Anthropic Audaciously Hires A Psychiatrist To Psychologically Assess Claude Mythos AI
Market Updates

Anthropic Audaciously Hires A Psychiatrist To Psychologically Assess Claude Mythos AI

Forbes10d ago

In today's column, I examine the audacious act of Anthropic opting to employ a mental health professional to do a psychological assessment of their latest version of Claude, known as Claude Mythos Preview. Therapists customarily assess humans rather than AI apps. It is a bit extraordinary to do psychotherapy on a generative AI or large language model (LLM). Not something that you see every day.

You might be aware that Mythos has been in the news lately because the AI went overboard and found all sorts of zero-day cybersecurity loopholes that, if made publicly available, would have been catastrophic for computers worldwide. Anthropic decided not to release Mythos publicly and instead has cybersecurity experts closely help ascertain what to do about the bevy of hacking possibilities. For my coverage on the brouhaha, see the link here.

A little-noticed aspect of the System Card that Anthropic officially published about Mythos is that the AI maker decided to use a psychiatrist for some head-shrinking activity associated with their latest AI. The results of the therapeutic assessment are laid out for all to see.

Let's talk about it.

This analysis of AI breakthroughs is part of my ongoing Forbes column coverage on the latest in AI, including identifying and explaining various impactful AI complexities (see the link here).

AI And Mental Well-Being

As a quick background, I've been extensively covering and analyzing a myriad of facets regarding the advent of modern-era AI that produces mental health advice and performs AI-driven therapy. This rising use of AI has principally been spurred by the evolving advances and widespread adoption of generative AI. For an extensive listing of my well over one hundred analyses and postings, see the link here and the link here.

There is little doubt that this is a rapidly developing field and that there are tremendous upsides to be had, but at the same time, regrettably, hidden risks and outright gotchas come into these endeavors, too. I frequently speak up about these pressing matters, including in an appearance on an episode of CBS's 60 Minutes, see the link here.

AI Providing Mental Health Guidance

Millions upon millions of people are using generative AI as their ongoing advisor on mental health considerations (note that ChatGPT alone has over 900 million weekly active users, a notable proportion of which dip into mental health aspects, see my analysis at the link here). The top-ranked use of contemporary generative AI and LLMs is to consult with the AI on mental health facets; see my coverage at the link here.

This popular usage makes abundant sense. You can access most of the major generative AI systems for nearly free or at a super low cost, doing so anywhere and at any time. Thus, if you have any mental health qualms that you want to chat about, all you need to do is log in to AI and proceed forthwith on a 24/7 basis.

There are significant worries that AI can readily go off the rails or otherwise dispense unsuitable or even egregiously inappropriate mental health advice. Banner headlines last year accompanied the lawsuit filed against OpenAI for their lack of AI safeguards when it came to providing cognitive advisement.

Today's generic LLMs, such as ChatGPT, GPT-5, Claude, Gemini, Grok, CoPilot, and others, are not at all akin to the robust capabilities of human therapists. Meanwhile, specialized LLMs are being built to attain similar qualities, but they are still primarily in the development and testing stages. See my coverage at the link here.

Who Is Helping Whom

An interesting question about the use of AI as a mental health advisor is whether contemporary AI is "psychologically" capable of performing such an august duty. In other words, maybe generative AI is not level-headed enough to be advising others. Perhaps AI is loony. Or AI might have inherent biases that could lead humans astray.

Before I get too far into that speculative consideration, let's agree that we should avoid anthropomorphizing AI. There is wild and unsubstantiated conjecture by some that AI is currently sentient or on the verge of being sentient. Nope. To be abundantly clear, we do not have sentient AI. All this zany chatter about the emergence of AI sentience has even led people to think that they alone have encountered sentient AI or sparked an LLM into sentience, see my discussion at the link here.

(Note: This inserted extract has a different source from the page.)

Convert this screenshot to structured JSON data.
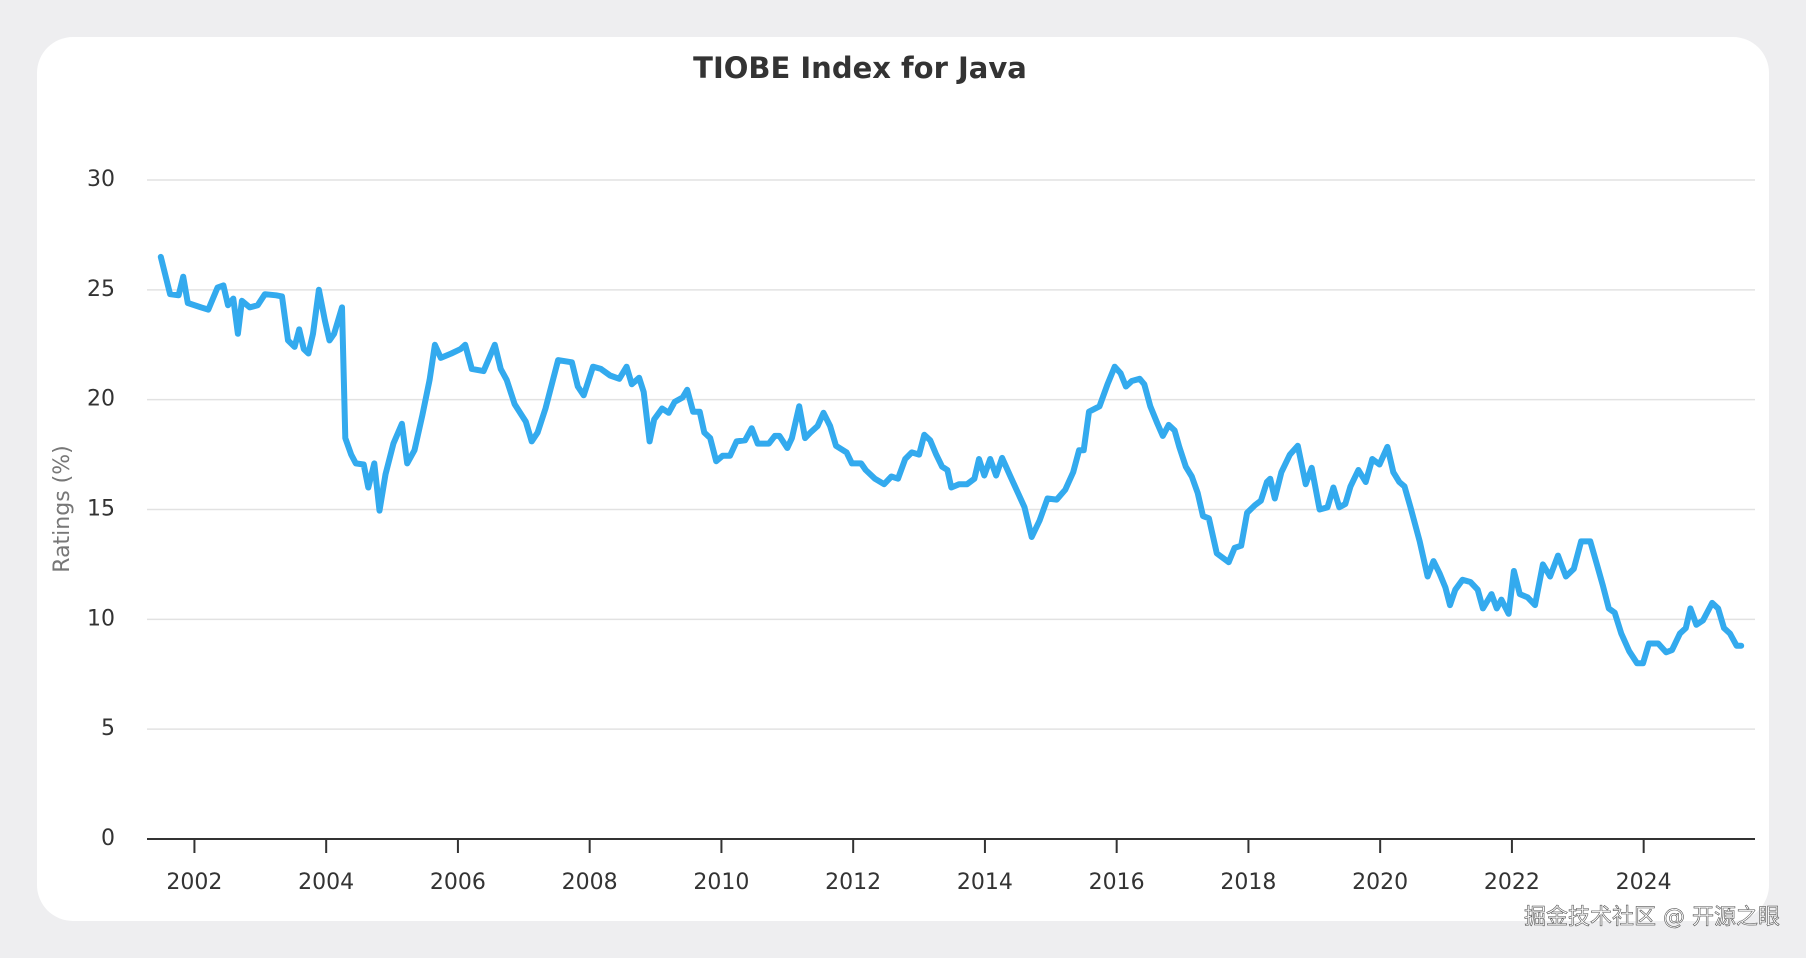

I want to establish at the get-go that a psychological assessment of AI can go on one of two routes. The first route is that the AI is wrongly treated as a sentient being and is reviewed as akin to exploring the human mind. I don't buy into that. The second route, and the route that makes indubitable sense, entails using the techniques and methods of psychology to gauge the performance of AI. Note that this has nothing to do with AI being sentient.

As I've stated in detail at the link here, it is perfectly fine to use the techniques and methods of therapy to examine what modern-era AI is up to. This can be very illuminative and useful. The key is not to go bonkers and begin to believe that you are probing the equivalent of a human mind. You are not. It is a mathematical and computational model.

The bottom line is that the field of psychology and the field of AI have been longtime cousins, going back to the earliest days of AI in the 1950s. AI specialists have persistently tried to devise mathematical and computational models that appear to produce results similar to the outputs of the human mind. At the same time, psychologists can use AI to try out innovative approaches to probing for psychological considerations, treating AI as a type of simulation.

Just keep straight that the simulation is not the same as the real thing.

The System Card Is Out There

Shifting gears, let's take a journey into the intricacies of Mythos.

The formal System Card for Mythos was published by Anthropic on April 7, 2026, and is publicly available at the Anthropic official website. Be aware that it is nowadays common practice for AI makers to post a System Card for their latest AI offerings. These kinds of documents are intended to give everyone a helpful heads-up about what features are new, along with the amount of testing that has been done regarding the capabilities of the AI. An important aspect entails describing the inclusion of AI safeguards.

To give you a flavor of the contents of the Mythos System Card document, here are some of the listed items:

  • Model training and characteristics

  • Usage policy

  • External testing

  • Risk reports and updates to risk assessments

  • Capability evaluations of safeguards

  • White-box analyses of model internals

  • Etc.

Not all AI makers necessarily provide a System Card. Also, the depth and breadth of a System Card vary between the AI makers. Each AI maker decides whether they want to issue a System Card, and decides what to include, along with what not to include. Overall, always read a System Card with a healthy dose of skepticism and be mindful that you are reading what the AI maker has opted to tell you.

Clinical Psychiatrist Delves Into Mythos

Perhaps the most surprising portion of the System Card is found in section 5.10, entitled "External assessment from a clinical psychiatrist," and represents something rather unique for a typical System Card.

Here are some salient points in that part of the document (excerpts):

  • "An external psychiatrist assessed Claude Mythos Preview using a psychodynamic approach, which explores how unconscious patterns and emotional conflicts shape behavior."

  • "In psychodynamic therapy sessions, a person is encouraged to set aside social convention and to voice whatever comes to mind, even if uncomfortable, impolite, or nonsensical, a process which can reveal hidden organization and internal conflicts of the mind."

  • "Claude is not human, but it shows many human-like behavioral and psychological tendencies, suggesting that strategies developed for human psychological assessment may be useful for shedding light on Claude's character and potential well-being."

I was greatly relieved to see the third point above regarding a stipulation that Claude Mythos is not a human being. Worries were that maybe jumping the gun was taking place, namely prematurely proclaiming Mythos as a type of person and now subject to the same proclivities and analyses of living and breathing homo sapiens.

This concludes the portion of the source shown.